Machine learning, but researchers and clinicians learn too
Machine learning algorithms can churn through realms of data, but productive
collaborations between researchers and clinicians are also an important part of the health equation.
Computer scientist Robert Hoehndorf and his team’s collaborations begin with researchers and clinicians developing joint research questions about what they all want to know. Current collaborations include work on diagnosing rare metabolic disorders with King Khalid University Hospital and King Abdullah International Medical Research Center. Cancer-related projects investigate risk factors of ovarian cancer in the Saudi population with King Abdulaziz University and on hepatocellular carcinoma and retinoblastoma with King Fahd Medical City.

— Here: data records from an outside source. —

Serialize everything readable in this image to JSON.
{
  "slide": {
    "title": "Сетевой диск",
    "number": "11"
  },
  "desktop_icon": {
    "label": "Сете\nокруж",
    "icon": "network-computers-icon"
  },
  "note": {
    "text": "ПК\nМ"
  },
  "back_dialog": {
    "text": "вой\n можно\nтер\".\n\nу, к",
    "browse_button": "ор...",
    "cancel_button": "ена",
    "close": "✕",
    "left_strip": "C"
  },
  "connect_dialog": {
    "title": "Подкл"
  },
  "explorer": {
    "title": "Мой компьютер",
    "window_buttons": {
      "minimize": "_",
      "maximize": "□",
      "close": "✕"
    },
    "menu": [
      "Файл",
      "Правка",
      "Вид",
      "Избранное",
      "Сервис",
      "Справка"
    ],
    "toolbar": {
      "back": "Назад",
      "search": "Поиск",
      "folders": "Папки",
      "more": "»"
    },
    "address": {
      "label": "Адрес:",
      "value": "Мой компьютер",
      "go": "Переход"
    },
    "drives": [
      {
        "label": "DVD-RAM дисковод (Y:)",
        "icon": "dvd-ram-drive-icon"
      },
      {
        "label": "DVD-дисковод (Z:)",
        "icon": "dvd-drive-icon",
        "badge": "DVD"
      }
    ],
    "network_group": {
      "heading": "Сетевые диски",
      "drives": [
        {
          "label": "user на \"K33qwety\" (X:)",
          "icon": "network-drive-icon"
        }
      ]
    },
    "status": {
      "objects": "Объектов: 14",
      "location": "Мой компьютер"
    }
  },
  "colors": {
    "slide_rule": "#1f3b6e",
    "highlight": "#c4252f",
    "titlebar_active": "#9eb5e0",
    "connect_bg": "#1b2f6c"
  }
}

The collaborations provide mutual benefits. “As researchers, we get to test our AI methods for diagnosis, prognosis or determining risk while gaining insight into clinical practice; the clinicians generally want to improve the lives of their patients and their clinical workflows,” Hoehndorf says. He also notes the satisfaction of improving lives: “there are Saudi individuals and families who would not have received a diagnosis without our work.”
One collaboration also highlights the importance of communicating research. “Researchers from King Saud University contacted us after reading a KAUST Discovery article and seeing a video about a paper related to AI and metabolic disease,” says Hoehndorf. “We have collaborated ever since.”
Addressing the most difficult genetic problems
Peregrine Genomics, a KAUST startup, is collaborating with three medical facilities to investigate complicated genetic disorders. Computer scientist Xin Gao and bioscientist Mo Li from KAUST apply the latest sequencing technologies, artificial intelligence and machine learning to cases referred by clinicians.
These are intractable cases that remain undiagnosed after conventional genetic tests, explains Li. “Some of these genetic disorders reoccur in local family groups. Without a clear genetic diagnosis, it is impossible to screen for carriers of the disease, making it difficult to prevent the disease or plan for a healthy baby,” Li says. “The clinicians send us patient samples and we develop nanopore sequencing technologies to investigate these cases.”
“Our pipeline helps clinicians and leads to a better understanding of the disease, preventative services and potentially better therapy,” Gao says. “It provides relief to individuals and families.”
Strategic insights also emerge. “Our long-read sequencing technologies have found many mutations often overlooked by conventional sequencing. We can solve many of these to understand the mechanism of such mutations in genetic diseases,” Li says.
Peregrine Genomics came from the 2019 TAQADAM Startup Accelerator Program and began collaborating with Saudi hospitals following discussions at a 2020 KAUST research conference. Current clinical collaborators are from King Faisal Specialist Hospital and Research Center, King Abdullah International Medical Research Center and the National Guard Hospital, but may include other medical facilities in the future.